Living in a 5 second world
I am the queen of multi-tasking. Before the age of getting my eyebrows done, I kept a pair of tweezers in the car to pluck a few hairs at the stoplight. I love reading, but it is SO difficult for me to actually sit down and read because it requires me to do only one activity at a time. I never just sit and watch a show. I mean like never. Sure, I watch TV- but only when I am cooking, cleaning, working out, or folding laundry. I hate only doing one thing at a time. It feels so…inefficient.
I read somewhere that multi-tasking is actually a poor way to work because quality drastically decreases, but I try to blot that from my mind because efficiency is something I take pride in. Raised in a culture where fast and furious is the norm, I am a true product of my society in this way. I can cross twenty things off of my to-do list a day, and still find time at the end of the day to soak in a bath. If I were to measure myself based off of the ten-point scale of efficiency that the world gives, I would be at least an 8. Maybe even a 9.
Being efficient causes me to work faster, get more done, and (commendably) use all of the hours in the day to be productive.
It also causes me to be late for everything, cut conversations short, and miss responding to texts and messages for days. Which begs the question- is being efficient standing in the way of healthy, present lives?
Dare I say it- being efficient is standing in the way of being effective.
I can’t be naive or optimistic enough to claim this problem with efficiency before effectiveness just over secular society. The Bride of Christ, although beautiful, is flawed and also often holds to this mentality.

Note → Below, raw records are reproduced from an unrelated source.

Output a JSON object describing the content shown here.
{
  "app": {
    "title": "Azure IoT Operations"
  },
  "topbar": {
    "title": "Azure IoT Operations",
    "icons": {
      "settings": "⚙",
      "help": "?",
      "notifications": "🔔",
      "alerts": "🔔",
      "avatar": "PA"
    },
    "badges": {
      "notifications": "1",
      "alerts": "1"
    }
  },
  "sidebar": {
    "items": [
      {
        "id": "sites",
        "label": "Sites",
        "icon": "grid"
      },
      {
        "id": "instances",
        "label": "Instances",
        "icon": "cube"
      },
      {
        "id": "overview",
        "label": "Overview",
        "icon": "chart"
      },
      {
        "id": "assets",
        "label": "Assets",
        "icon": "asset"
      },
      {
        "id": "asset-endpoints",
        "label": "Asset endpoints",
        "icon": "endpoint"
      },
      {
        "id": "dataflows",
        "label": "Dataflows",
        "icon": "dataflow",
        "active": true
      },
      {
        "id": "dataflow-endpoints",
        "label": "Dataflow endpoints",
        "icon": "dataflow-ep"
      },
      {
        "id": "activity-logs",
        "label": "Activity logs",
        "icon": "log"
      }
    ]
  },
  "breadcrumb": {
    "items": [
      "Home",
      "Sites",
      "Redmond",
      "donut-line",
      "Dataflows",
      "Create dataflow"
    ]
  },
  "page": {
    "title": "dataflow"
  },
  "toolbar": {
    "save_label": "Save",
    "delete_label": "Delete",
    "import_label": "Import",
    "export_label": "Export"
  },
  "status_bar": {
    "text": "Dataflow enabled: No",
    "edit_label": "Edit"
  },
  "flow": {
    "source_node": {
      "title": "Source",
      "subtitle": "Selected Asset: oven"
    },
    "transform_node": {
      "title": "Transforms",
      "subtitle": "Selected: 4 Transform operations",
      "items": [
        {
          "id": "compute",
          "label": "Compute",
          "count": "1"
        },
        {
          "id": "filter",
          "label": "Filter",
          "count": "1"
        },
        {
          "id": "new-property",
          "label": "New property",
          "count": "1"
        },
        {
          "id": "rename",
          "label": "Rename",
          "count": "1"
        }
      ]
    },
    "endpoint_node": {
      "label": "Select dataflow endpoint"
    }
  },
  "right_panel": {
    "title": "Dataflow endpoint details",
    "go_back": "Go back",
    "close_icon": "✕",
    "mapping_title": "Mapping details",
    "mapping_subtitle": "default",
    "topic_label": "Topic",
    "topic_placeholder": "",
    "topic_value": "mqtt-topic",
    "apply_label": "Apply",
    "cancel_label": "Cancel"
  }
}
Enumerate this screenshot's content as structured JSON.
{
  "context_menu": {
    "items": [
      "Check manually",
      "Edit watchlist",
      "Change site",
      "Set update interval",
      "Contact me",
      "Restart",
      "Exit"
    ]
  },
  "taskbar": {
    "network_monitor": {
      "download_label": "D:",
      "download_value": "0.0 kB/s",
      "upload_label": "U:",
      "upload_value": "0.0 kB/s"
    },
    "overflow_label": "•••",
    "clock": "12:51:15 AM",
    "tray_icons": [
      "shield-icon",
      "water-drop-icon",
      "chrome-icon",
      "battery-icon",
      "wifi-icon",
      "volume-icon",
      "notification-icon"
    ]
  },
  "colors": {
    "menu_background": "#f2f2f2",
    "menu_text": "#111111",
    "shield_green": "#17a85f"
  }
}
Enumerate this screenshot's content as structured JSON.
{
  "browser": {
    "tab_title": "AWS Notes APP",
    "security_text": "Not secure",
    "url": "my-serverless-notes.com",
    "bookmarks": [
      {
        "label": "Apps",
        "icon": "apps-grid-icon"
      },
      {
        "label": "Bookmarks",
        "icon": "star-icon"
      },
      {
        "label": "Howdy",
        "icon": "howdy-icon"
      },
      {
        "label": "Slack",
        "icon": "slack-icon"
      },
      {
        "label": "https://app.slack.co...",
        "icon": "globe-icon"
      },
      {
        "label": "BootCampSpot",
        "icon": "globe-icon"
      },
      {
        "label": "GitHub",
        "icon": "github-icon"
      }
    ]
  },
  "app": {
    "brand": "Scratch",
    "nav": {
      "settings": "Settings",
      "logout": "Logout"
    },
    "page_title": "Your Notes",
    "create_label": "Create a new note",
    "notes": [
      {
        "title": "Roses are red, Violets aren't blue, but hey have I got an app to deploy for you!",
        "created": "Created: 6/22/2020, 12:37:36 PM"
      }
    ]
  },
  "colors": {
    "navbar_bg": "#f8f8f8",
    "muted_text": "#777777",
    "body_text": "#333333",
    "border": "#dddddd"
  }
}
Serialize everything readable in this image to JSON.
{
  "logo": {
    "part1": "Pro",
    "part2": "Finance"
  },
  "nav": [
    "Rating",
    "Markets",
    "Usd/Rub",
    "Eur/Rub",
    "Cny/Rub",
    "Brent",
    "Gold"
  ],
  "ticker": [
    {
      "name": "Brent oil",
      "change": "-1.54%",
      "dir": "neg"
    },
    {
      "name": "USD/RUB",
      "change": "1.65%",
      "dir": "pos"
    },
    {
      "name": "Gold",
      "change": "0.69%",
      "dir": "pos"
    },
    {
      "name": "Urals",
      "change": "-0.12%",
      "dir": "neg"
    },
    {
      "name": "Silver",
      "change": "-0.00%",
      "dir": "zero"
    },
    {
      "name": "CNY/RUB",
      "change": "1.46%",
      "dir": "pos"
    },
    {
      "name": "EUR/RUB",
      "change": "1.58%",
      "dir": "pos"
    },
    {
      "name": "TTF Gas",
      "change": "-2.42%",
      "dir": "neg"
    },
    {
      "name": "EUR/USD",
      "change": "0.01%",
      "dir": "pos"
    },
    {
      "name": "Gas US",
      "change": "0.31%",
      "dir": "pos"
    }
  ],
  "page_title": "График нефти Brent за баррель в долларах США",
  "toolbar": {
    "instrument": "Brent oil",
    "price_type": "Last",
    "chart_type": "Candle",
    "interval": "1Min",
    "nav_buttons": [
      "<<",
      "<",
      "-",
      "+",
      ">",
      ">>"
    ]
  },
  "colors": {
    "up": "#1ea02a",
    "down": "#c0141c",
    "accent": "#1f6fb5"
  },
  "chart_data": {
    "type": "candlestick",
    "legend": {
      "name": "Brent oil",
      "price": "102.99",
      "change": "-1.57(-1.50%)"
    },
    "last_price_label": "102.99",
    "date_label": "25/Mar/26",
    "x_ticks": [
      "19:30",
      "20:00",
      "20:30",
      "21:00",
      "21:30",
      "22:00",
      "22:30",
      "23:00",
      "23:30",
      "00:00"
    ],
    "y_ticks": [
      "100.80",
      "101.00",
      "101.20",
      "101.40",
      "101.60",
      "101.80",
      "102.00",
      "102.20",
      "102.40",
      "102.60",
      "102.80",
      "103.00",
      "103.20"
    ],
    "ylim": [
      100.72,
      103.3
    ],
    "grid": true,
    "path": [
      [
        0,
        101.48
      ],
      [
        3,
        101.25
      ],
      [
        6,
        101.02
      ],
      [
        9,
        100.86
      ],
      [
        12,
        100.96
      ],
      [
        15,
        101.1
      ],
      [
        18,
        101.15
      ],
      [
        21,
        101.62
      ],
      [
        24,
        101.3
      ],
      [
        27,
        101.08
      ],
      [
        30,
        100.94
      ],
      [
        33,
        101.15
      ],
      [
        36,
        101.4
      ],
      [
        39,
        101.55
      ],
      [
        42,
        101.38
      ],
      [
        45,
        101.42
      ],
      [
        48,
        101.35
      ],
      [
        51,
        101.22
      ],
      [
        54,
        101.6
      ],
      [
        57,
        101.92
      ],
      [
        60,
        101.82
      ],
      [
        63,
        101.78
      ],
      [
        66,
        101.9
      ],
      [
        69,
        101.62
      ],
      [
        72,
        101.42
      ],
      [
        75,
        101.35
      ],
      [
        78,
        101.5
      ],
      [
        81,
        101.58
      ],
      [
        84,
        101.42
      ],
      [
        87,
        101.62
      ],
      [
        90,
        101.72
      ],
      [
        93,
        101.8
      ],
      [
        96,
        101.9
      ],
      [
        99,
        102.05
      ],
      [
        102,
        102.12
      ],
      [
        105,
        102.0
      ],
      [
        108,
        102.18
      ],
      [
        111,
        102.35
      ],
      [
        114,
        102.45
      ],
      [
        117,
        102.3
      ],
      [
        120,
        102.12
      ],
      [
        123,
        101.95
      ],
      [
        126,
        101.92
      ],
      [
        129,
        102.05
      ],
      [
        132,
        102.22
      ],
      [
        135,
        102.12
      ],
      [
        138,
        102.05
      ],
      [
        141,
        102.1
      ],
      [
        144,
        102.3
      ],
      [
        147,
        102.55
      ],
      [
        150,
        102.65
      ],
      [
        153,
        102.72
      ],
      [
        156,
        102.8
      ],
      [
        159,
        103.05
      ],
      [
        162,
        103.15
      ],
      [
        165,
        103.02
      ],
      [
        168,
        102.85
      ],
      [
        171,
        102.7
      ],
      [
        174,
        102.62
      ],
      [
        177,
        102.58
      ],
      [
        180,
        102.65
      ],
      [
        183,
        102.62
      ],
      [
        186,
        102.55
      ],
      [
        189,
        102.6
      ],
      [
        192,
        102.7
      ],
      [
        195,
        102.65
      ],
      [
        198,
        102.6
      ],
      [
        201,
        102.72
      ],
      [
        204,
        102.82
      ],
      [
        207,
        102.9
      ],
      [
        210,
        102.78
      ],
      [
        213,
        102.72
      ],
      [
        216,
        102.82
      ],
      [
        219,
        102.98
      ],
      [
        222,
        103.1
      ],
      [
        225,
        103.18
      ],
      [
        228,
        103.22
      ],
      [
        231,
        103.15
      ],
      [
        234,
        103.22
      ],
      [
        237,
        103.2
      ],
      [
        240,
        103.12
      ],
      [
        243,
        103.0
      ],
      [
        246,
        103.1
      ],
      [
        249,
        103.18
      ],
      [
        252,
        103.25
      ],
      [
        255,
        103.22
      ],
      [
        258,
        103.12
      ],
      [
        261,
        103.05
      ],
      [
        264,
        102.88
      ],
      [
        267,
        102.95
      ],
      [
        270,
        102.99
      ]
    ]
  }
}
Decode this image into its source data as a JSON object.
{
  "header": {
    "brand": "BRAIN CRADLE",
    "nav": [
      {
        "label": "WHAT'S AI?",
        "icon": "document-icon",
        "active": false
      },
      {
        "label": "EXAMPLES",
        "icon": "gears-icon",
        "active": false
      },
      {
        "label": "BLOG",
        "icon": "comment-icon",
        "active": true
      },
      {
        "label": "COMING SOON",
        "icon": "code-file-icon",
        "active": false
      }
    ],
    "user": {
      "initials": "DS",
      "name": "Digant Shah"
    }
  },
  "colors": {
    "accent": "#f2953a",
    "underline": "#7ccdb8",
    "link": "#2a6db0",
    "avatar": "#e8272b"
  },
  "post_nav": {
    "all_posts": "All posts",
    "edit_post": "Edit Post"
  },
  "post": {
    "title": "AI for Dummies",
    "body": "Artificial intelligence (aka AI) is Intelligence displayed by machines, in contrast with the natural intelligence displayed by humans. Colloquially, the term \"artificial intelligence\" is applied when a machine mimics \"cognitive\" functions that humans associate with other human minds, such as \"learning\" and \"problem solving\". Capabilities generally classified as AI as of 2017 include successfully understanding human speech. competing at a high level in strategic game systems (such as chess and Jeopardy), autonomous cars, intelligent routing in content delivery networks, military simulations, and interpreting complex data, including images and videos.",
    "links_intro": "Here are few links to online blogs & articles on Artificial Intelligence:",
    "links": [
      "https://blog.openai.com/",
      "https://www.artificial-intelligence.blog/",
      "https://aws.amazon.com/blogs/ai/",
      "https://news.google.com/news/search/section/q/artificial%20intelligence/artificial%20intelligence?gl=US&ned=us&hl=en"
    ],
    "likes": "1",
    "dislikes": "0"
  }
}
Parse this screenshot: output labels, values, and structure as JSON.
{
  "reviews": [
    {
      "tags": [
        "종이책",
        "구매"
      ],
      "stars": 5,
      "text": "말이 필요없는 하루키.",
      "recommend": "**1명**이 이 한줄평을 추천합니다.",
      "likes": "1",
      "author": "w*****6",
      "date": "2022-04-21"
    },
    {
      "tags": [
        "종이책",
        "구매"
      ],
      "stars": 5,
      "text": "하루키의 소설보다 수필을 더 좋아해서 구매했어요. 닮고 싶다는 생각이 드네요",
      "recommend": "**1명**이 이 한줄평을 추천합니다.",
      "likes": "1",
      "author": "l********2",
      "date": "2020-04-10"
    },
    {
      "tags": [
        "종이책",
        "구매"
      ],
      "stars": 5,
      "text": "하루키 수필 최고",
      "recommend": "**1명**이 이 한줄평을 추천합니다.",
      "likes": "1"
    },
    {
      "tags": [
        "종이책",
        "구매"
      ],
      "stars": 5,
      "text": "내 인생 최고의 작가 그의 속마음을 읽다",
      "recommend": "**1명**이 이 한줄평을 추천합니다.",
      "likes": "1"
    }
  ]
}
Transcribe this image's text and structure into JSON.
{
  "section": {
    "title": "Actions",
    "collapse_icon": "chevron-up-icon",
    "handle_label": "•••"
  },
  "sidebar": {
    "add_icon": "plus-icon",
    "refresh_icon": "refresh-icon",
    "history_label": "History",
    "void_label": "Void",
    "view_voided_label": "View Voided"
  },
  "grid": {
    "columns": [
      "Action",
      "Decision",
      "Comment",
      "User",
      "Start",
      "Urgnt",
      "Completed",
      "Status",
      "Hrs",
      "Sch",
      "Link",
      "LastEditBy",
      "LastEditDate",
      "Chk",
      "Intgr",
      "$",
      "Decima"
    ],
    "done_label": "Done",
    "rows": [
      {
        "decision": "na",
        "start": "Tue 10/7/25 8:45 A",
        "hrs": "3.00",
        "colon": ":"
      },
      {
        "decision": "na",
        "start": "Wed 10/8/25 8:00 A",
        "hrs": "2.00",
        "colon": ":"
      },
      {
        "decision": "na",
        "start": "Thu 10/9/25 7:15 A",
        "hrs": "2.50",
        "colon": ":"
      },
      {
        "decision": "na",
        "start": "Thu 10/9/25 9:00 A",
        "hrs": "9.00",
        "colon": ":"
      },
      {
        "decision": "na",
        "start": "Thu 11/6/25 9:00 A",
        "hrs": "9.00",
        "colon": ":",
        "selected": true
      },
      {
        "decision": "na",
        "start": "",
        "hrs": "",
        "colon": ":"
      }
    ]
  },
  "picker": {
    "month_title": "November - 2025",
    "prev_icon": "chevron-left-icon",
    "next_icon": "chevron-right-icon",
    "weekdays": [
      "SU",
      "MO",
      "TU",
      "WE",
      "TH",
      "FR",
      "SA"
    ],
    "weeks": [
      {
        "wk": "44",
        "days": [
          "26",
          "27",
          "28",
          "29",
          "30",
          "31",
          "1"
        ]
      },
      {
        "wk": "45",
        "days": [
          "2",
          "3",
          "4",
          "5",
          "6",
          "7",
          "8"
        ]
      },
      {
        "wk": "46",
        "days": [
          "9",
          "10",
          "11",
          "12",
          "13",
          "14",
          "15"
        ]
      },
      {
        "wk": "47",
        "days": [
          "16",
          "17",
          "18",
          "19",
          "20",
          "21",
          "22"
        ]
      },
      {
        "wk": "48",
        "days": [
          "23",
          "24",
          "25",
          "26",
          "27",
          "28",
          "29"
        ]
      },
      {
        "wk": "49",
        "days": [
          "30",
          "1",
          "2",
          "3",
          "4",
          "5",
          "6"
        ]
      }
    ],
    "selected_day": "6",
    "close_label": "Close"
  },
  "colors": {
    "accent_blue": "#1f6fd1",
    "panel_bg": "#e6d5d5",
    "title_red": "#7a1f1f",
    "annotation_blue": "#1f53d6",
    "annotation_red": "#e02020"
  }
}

Hence handing out tracts instead of sitting on the curb to hear someone’s story.
It seems we have the tendency to boast about numbers more than we have the heart to walk in the nitty gritty of everyday life with those around us.
Someone mentioned the other day that Jesus was the most inefficient person.
He spent the first 30 years of his God-man life doing carpentry, for crying outloud!
He took the time to heal one on one, when he could have snapped his fingers and the whole crowd could be made whole. He spoke life into the broken around him, when he could have just touched them and moved on. He walked places instead of riding on a donkey. He took the long way getting to the cities and towns he was journeying to. He waited 3 days to heal Lazarus.
Jesus was a 5 second guy in a 1 second world.
If we, as true disciples of Christ, walk in his footsteps, what does this mean in the context of the now? We look at Martha, who was rushing around, making sure dinner was perfect for her perfect guest. In this story, Jesus tells her to slow down, for she was distracted by many things. He then applauds Mary for slowing her pace down enough to admire the One thing- the only thing- Jesus Christ himself.
Hear me when I say that busyness is not always bad, but rather, slow intentionality is always good. Juggling the different hats we put on during a daily basis is a skill that is necessary, and I by no means wish to swing so far on the pendulum to banish all activity.
But perhaps slowing down enough to be effective is far more Christ like than hurrying up to be efficient.
And maybe, just maybe, being present is a beautiful form of worship.